Contouring the Truth About Make Up
Apart from my very rude and prompt period, every other coming-of-age thing happened later than my peers. I got my first phone at the age of 16 (“you don’t need a phone - be home in 15 minutes or I’m calling the police”), epilated (not even shaved!) at the age of 15 and finally, finally, at the age of 17 on a ferry from Calais to Dover my mother showed mercy on me and bought me a Chanel pencil eyeliner.
I don’t come from a rich family so I realised the importance of makeup when my mother, who always loved tomboys and hated heels (a trait she would pass onto me), picked out the eyeliner with the double C’s. “Only the best goes on your face”. 'The best' being some Nazi side-chick’s brand, but I digress.
Why eyeliner? Shit, because I’m Middle Eastern. It’s our staple, right after kebab and the inability to understand the concept of pranks. I didn’t even buy any other makeup until two years later. Walking around like some brown Ashlee Simpson (pre nose job) – two huge outlined bug eyes and that was it. Just my eyes and my scene-as-fuck fringe. That eyeliner found mascara, mascara found blusher, the blusher found concealer, the concealer met foundation and it was happily ever after.

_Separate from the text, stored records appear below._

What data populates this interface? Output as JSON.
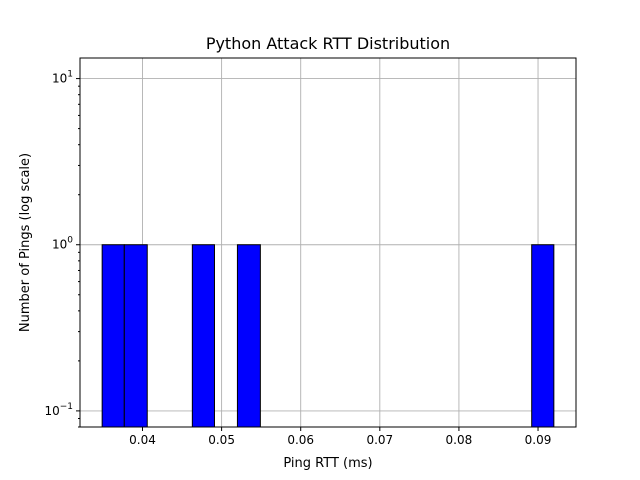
{
  "chart_data": {
    "type": "bar",
    "title": "Python Attack RTT Distribution",
    "xlabel": "Ping RTT (ms)",
    "ylabel": "Number of Pings (log scale)",
    "yscale": "log",
    "xlim": [
      0.0321,
      0.0948
    ],
    "ylim": [
      0.08,
      13.3
    ],
    "grid": true,
    "bar_color": "#0000ff",
    "edge_color": "#000000",
    "x_ticks": [
      {
        "value": 0.04,
        "label": "0.04"
      },
      {
        "value": 0.05,
        "label": "0.05"
      },
      {
        "value": 0.06,
        "label": "0.06"
      },
      {
        "value": 0.07,
        "label": "0.07"
      },
      {
        "value": 0.08,
        "label": "0.08"
      },
      {
        "value": 0.09,
        "label": "0.09"
      }
    ],
    "y_ticks": [
      {
        "value": 0.1,
        "base": "10",
        "exp": "−1"
      },
      {
        "value": 1,
        "base": "10",
        "exp": "0"
      },
      {
        "value": 10,
        "base": "10",
        "exp": "1"
      }
    ],
    "bins": [
      {
        "x0": 0.0349,
        "x1": 0.0377,
        "count": 1
      },
      {
        "x0": 0.0377,
        "x1": 0.0406,
        "count": 1
      },
      {
        "x0": 0.0463,
        "x1": 0.0491,
        "count": 1
      },
      {
        "x0": 0.052,
        "x1": 0.0549,
        "count": 1
      },
      {
        "x0": 0.0892,
        "x1": 0.092,
        "count": 1
      }
    ]
  }
}
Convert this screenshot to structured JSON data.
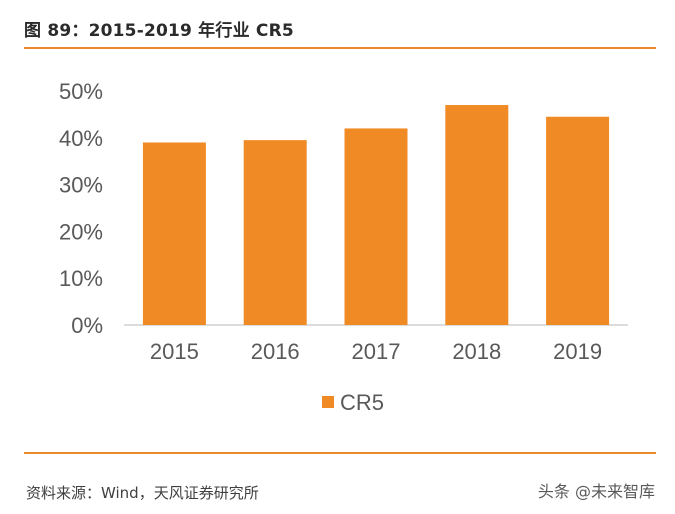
{
  "figure": {
    "title": "图 89：2015-2019 年行业 CR5",
    "source": "资料来源：Wind，天风证券研究所",
    "watermark": "头条 @未来智库"
  },
  "colors": {
    "bar": "#f08a24",
    "rule": "#e8892b",
    "axis": "#d0d0d0",
    "text": "#595959"
  },
  "chart_data": {
    "type": "bar",
    "title": "",
    "xlabel": "",
    "ylabel": "",
    "categories": [
      "2015",
      "2016",
      "2017",
      "2018",
      "2019"
    ],
    "series": [
      {
        "name": "CR5",
        "values": [
          39,
          39.5,
          42,
          47,
          44.5
        ]
      }
    ],
    "ylim": [
      0,
      50
    ],
    "yticks": [
      0,
      10,
      20,
      30,
      40,
      50
    ],
    "ytick_labels": [
      "0%",
      "10%",
      "20%",
      "30%",
      "40%",
      "50%"
    ],
    "grid": false,
    "legend": "bottom"
  }
}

Makeup is a very personal thing to me, as I believe it is to many other women. Before I start my day, before I decide to leave the house, I will put on makeup. Sometimes it is a little, sometimes it is a lot. Before I figured out what suited me, it was a lot every day. Now it depends on who I am meeting, what mood I’m in, the function I’m going to and the outfit I’m wearing.
My face is my pride and joy. It is a healthy mix between both of my parents. I have my mother’s eye and face shape, my father’s dimples and nose, and was blessed with excellent skin from both of them. Like most immigrant children, I spent most of my adolescence wishing I was white. I grew older and realised that white girls just wanted my eyebrows, my lashes, my clear skin, my hair. This was when I quit playing.
You see, beautifying yourself is a very particular thing for women of colour. In a world where the ideal beauty does not look like us, we have to cope. Some of us cope by trying to look like that. Like her. Others cope by ignoring her even when she keeps being picked over them. But you better believe we cope, and makeup helps. Our melanin glows with bronzer, our eyes drown your weak excuses in their blackness, our lips become the dark red colour of our fury and my God…we flourish. We flourish and we intimidate. Our faces look like art, and the so-called 'ideal' blinks back at us with mediocrity.
It’s as simple as this. When I put on my mascara and eyeliner, I’m paying homage to my ancestors. Our women have been side-eyeing and scowling at inadequacy with heavily lined eyes for centuries and I don’t plan on stopping any time soon. Back then, they would use kohl and galena. Now, I use Dior. When I put on my makeup I am at peace. I am calm. I feel put together. It is my ritual that I have with myself and my ancestors alone in my room. No one can ever belittle that or tell me that I’m doing it because I’m insecure. No one.
And when I cry, as the tears stream down my face, I weep like many have wept before me. My cheeks become stained with ink; my eyes cry black salt water. These are the battle wounds of women that you get to see. The soft, heartbreaking silence as we look at ourselves in the bathroom mirror, before we wash our faces. Before we wake up the next day and somehow muster the energy to apply our armour on again. This is our ritual.
We are scolded for putting on too much makeup by men who congratulate the 'natural' look and try and exacerbate competition between woman. There is nothing to do but laugh at their petulance. Unfortunately, there is no makeup remover strong enough that can wipe away the cheap patriarchy that has caked itself into every pore of their being. They don't get that our makeup is not for them. It never will be, and it never really was. It's for something they will never have the honour of understanding.